My question is both simple and its answer, I suppose, must be complicated. I have to carry out a finite element calculation on a shelf made of volume and melamine laminated wood panel (non-isotropic material), where there is a reinforcement integrated into a groove in the shelf. This reinforcement is made of aluminum and there is "interference" between it and the shelf.
I would like to know how I can calculate the maximum deformation (and therefore the deflection) of my shelf, knowing that I have tried many times but never succeeded. Thank you in advance for your answers,
Here is one solution among many. Seen from the side, we see the shelf as well as a fir tail profile + screws, as well as a cover but which is there just for aesthetics and is not included for the calculation.
For calculations that start with interferences, one should use a contact of types: Tight fit.
Personally, I doubt that the calculation will take place normally by inserting just this type of contact.

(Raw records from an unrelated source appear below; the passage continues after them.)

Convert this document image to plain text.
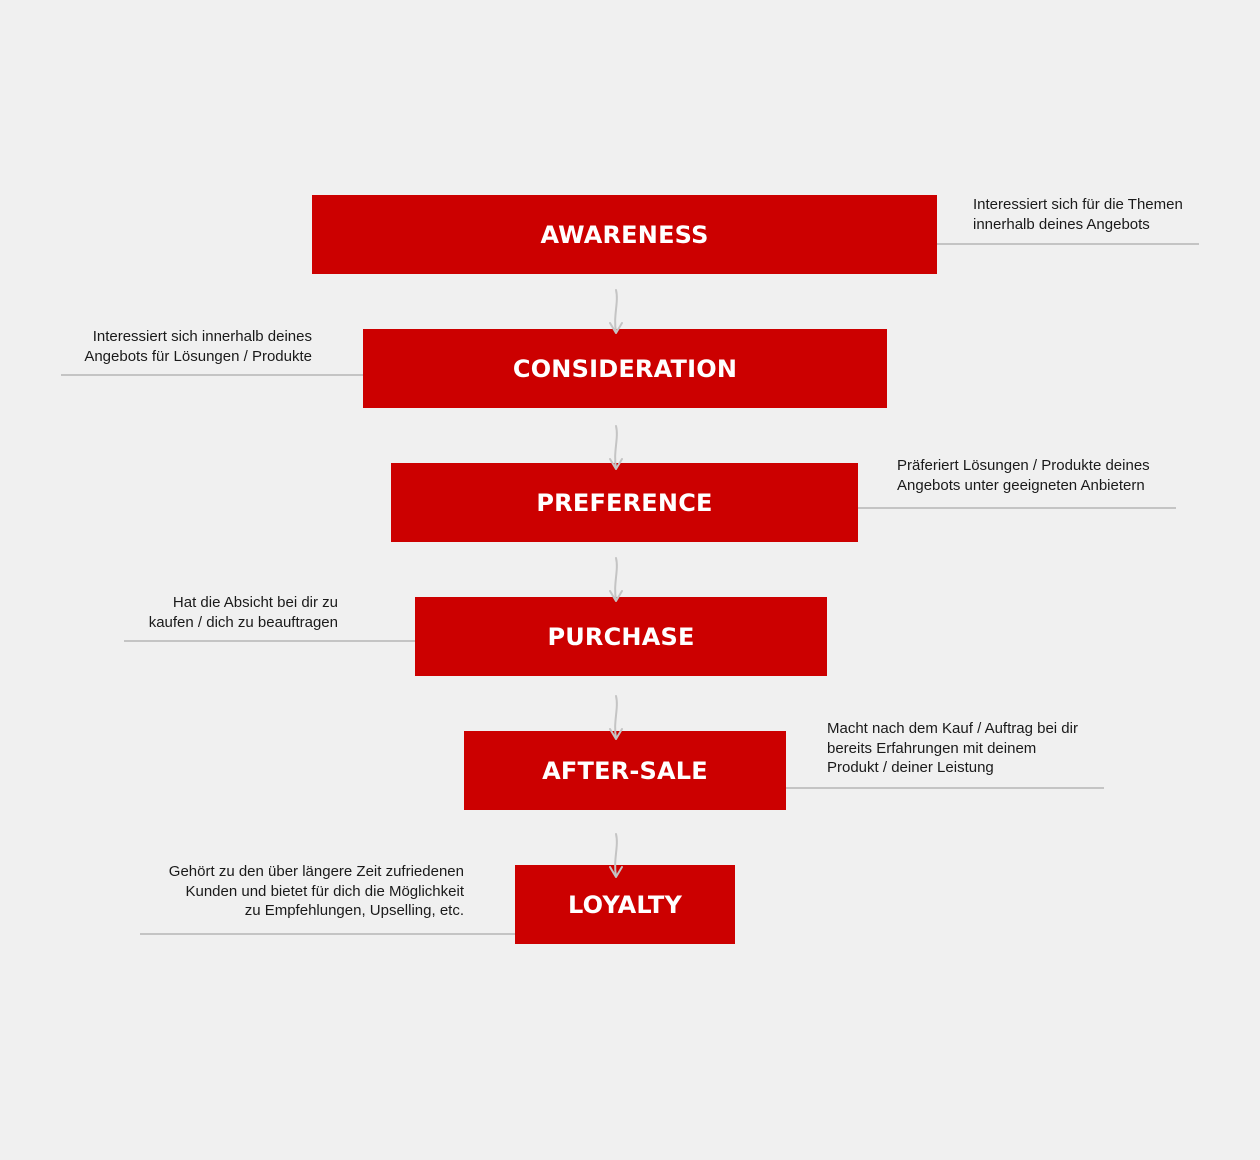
AWARENESS
Interessiert sich für die Themen
innerhalb deines Angebots
CONSIDERATION
Interessiert sich innerhalb deines
Angebots für Lösungen / Produkte
PREFERENCE
Präferiert Lösungen / Produkte deines
Angebots unter geeigneten Anbietern
PURCHASE
Hat die Absicht bei dir zu
kaufen / dich zu beauftragen
AFTER-SALE
Macht nach dem Kauf / Auftrag bei dir
bereits Erfahrungen mit deinem
Produkt / deiner Leistung
LOYALTY
Gehört zu den über längere Zeit zufriedenen
Kunden und bietet für dich die Möglichkeit
zu Empfehlungen, Upselling, etc.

What I would personally do is simplify the model:
The screw in the middle of the insert by an axis or a form of revolution if you want to get as close as possible to the truth.
Then, I would do a calculation with the 2D simplification option with the Axisymmetric option, your rectangular shelf will then be replaced by a cylindrical shelf (it may not matter in this case), the disadvantage is that we will lose the notion of orthorical materials.
Then apply the Tight Fit contact and apply mesh controls to the edges that will be in contact.
If you want to keep the notion of orthotropic materials, you have to stay in volume, but the calculations will take much longer.
Another simple solution is to insulate your shelf. You sketch the contact surface on the contact plane,
then you do "Separation Lines" (Insertion/Curves/). All you have to do is add a flat support constraint thanks to the resulting side. If you have fixing screws, you make a bolted type constraint with a virtual plate on the resulting side.